Opinion
No. 20192. Department One.
March 24, 1927.
BANKRUPTCY (12) — DISCHARGE — CONCLUSIVENESS AND EFFECT. A discharge in bankruptcy relieves the debtor from any further liability where the indebtedness on a note was properly scheduled in bankruptcy proceedings, giving the correct amount, name of the payee and of the first subsequent holder, and the court having found that the debtor had no knowledge of any other person having an interest in the note.
Appeal from a judgment of the superior court for King county, Moriarty, J., entered March 19, 1926, upon findings in favor of the defendants, in an action on contract, tried to the court. Affirmed.
Hastings Stedman, for appellant.
Wright, Froude, Allen Hilen, for respondents.
Plaintiff brought action on a promissory note made and executed by the defendants, payable to one Richard Moench, endorsed by Alex Silver, and sold to W.A. Rankin. The defendant pleaded failure of consideration and discharge in bankruptcy.

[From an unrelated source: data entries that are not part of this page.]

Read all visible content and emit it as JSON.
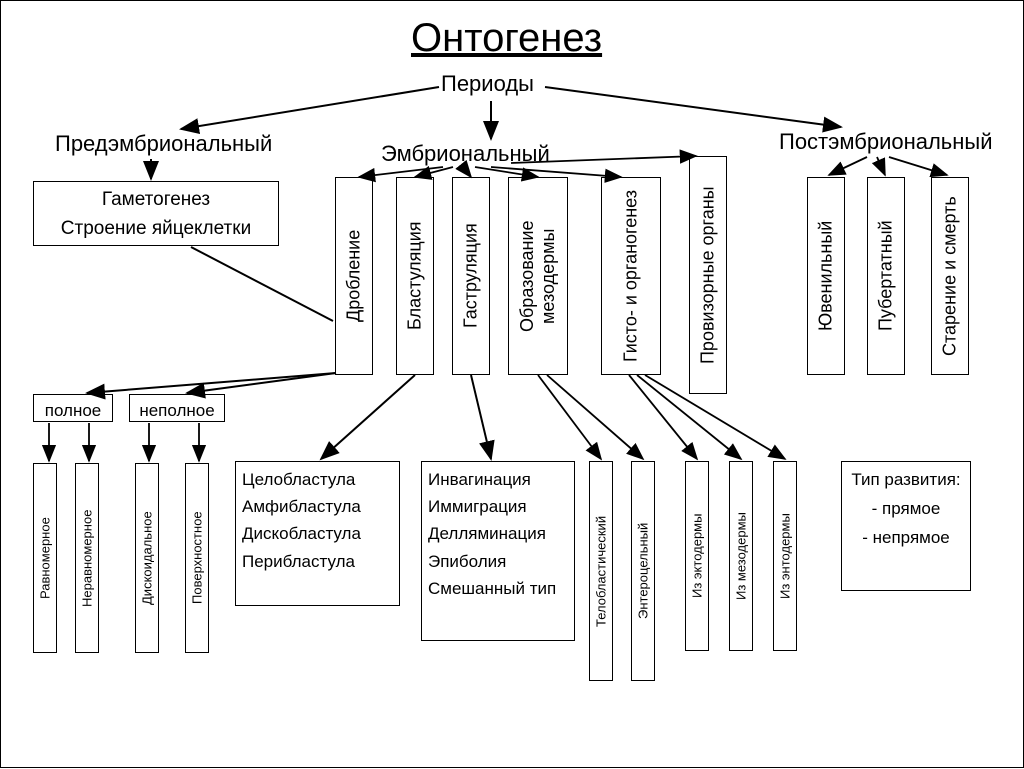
{
  "title": "Онтогенез",
  "root": "Периоды",
  "periods": {
    "pre": "Предэмбриональный",
    "emb": "Эмбриональный",
    "post": "Постэмбриональный"
  },
  "preBox": "Гаметогенез\nСтроение яйцеклетки",
  "embStages": {
    "droblenie": "Дробление",
    "blastulyatsiya": "Бластуляция",
    "gastrulyatsiya": "Гаструляция",
    "mezoderma": "Образование мезодермы",
    "gisto": "Гисто- и органогенез",
    "provizor": "Провизорные органы"
  },
  "postStages": {
    "yuven": "Ювенильный",
    "pubert": "Пубертатный",
    "stare": "Старение и смерть"
  },
  "droblenie": {
    "polnoe": "полное",
    "nepolnoe": "неполное",
    "ravno": "Равномерное",
    "neravno": "Неравномерное",
    "disko": "Дискоидальное",
    "poverh": "Поверхностное"
  },
  "blastBox": "Целобластула\nАмфибластула\nДискобластула\nПерибластула",
  "gastBox": "Инвагинация\nИммиграция\nДелляминация\nЭпиболия\nСмешанный тип",
  "mezoTypes": {
    "telo": "Телобластический",
    "entero": "Энтероцельный"
  },
  "gistoSrc": {
    "ekto": "Из эктодермы",
    "mezo": "Из мезодермы",
    "ento": "Из энтодермы"
  },
  "devType": "Тип развития:\n- прямое\n- непрямое",
  "style": {
    "bg": "#ffffff",
    "border": "#000000",
    "text": "#000000",
    "arrow": "#000000",
    "title_fontsize": 40,
    "label_fontsize": 22,
    "box_fontsize": 17,
    "vbox_fontsize": 18,
    "vbox_small_fontsize": 13
  }
}
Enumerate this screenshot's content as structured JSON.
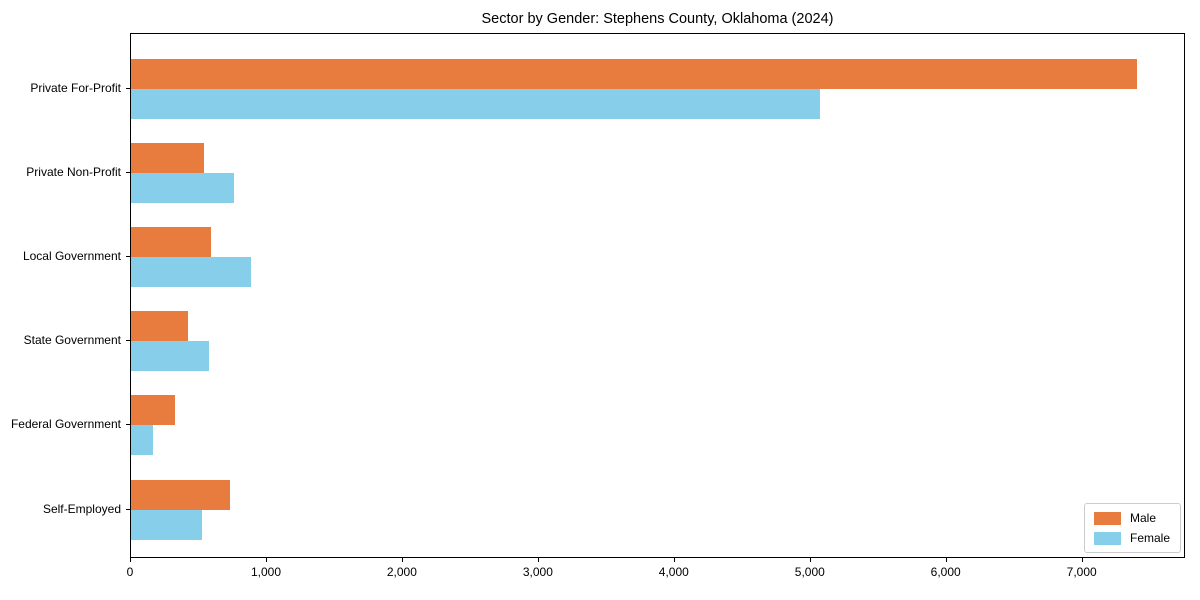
{
  "chart_data": {
    "type": "bar",
    "orientation": "horizontal",
    "title": "Sector by Gender: Stephens County, Oklahoma (2024)",
    "categories": [
      "Private For-Profit",
      "Private Non-Profit",
      "Local Government",
      "State Government",
      "Federal Government",
      "Self-Employed"
    ],
    "series": [
      {
        "name": "Male",
        "color": "#E87B3E",
        "values": [
          7400,
          540,
          590,
          420,
          320,
          730
        ]
      },
      {
        "name": "Female",
        "color": "#87CEEB",
        "values": [
          5070,
          760,
          880,
          570,
          160,
          520
        ]
      }
    ],
    "xlim": [
      0,
      7760
    ],
    "x_ticks": [
      0,
      1000,
      2000,
      3000,
      4000,
      5000,
      6000,
      7000
    ],
    "x_tick_labels": [
      "0",
      "1,000",
      "2,000",
      "3,000",
      "4,000",
      "5,000",
      "6,000",
      "7,000"
    ],
    "xlabel": "",
    "ylabel": "",
    "grid": false,
    "legend_position": "lower right",
    "axis_color": "#000000",
    "background_color": "#ffffff"
  }
}
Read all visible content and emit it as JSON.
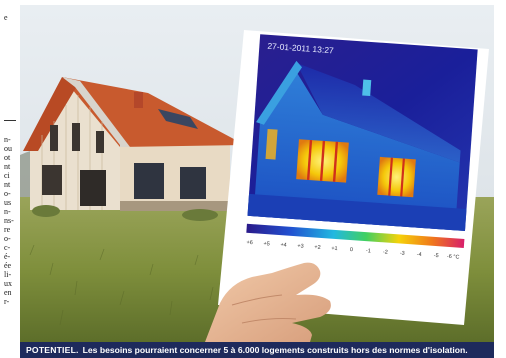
{
  "sidebar": {
    "fragments": [
      "e",
      "n-",
      "ou",
      "ot",
      "nt",
      "ci",
      "nt",
      "o-",
      "us",
      "n-",
      "ns-",
      "re",
      "o-",
      "c-",
      "é-",
      "ée",
      "li-",
      "ux",
      "en",
      "r-"
    ]
  },
  "photo": {
    "alt": "House with thermal image held in front",
    "thermal_timestamp": "27-01-2011   13:27",
    "scale_labels": [
      "+6",
      "+5",
      "+4",
      "+3",
      "+2",
      "+1",
      "0",
      "-1",
      "-2",
      "-3",
      "-4",
      "-5",
      "-6 °C"
    ]
  },
  "caption": {
    "kicker": "POTENTIEL.",
    "text": "Les besoins pourraient concerner 5 à 6.000 logements construits hors des normes d'isolation."
  },
  "colors": {
    "caption_bg": "#1e2a5c",
    "roof": "#c85a2e",
    "thermal_cold": "#1a1f9a",
    "thermal_hot": "#f5d20a"
  }
}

The evidence shows about the following state of facts: That the note in question was executed some time prior to 1921, and was one of a series of notes given in payment of the cost of an ice machine. All of the other notes involved were paid, payment being made through a bank in Seattle. Respondent initiated bankruptcy proceedings and scheduled the indebtedness shown by the note in question, listing it as due Moench and Silver. The trial court found that the notice of the transfer and assignment of the note to the appellant was not given to the respondent until after March 20, 1922, while the discharge in bankruptcy occurred in 1921. An examination of the testimony shows that the evidence is conflicting on this point, but we can not say that it preponderates against the finding of the trial court. The rule is too well settled in this state to require the citation of any authority that, under such circumstances, the findings of the trial court will be sustained.
The evidence being practically undisputed that the indebtedness was properly scheduled in the bankruptcy proceedings, giving the correct amount, the name of the payee and the first subsequent holder of the note, and the court having found that the respondent had no knowledge of any other person having any interest in the note, the discharge in bankruptcy relieved respondents from any further liability thereon.
Numerous other questions are discussed by both appellant and respondents, but our conclusion on this branch of the case obviates the necessity of any discussion of those matters.
We conclude that the judgment of the lower court was right. It is therefore affirmed.
MACKINTOSH, C.J., MAIN, MITCHELL, and FULLERTON, JJ., concur.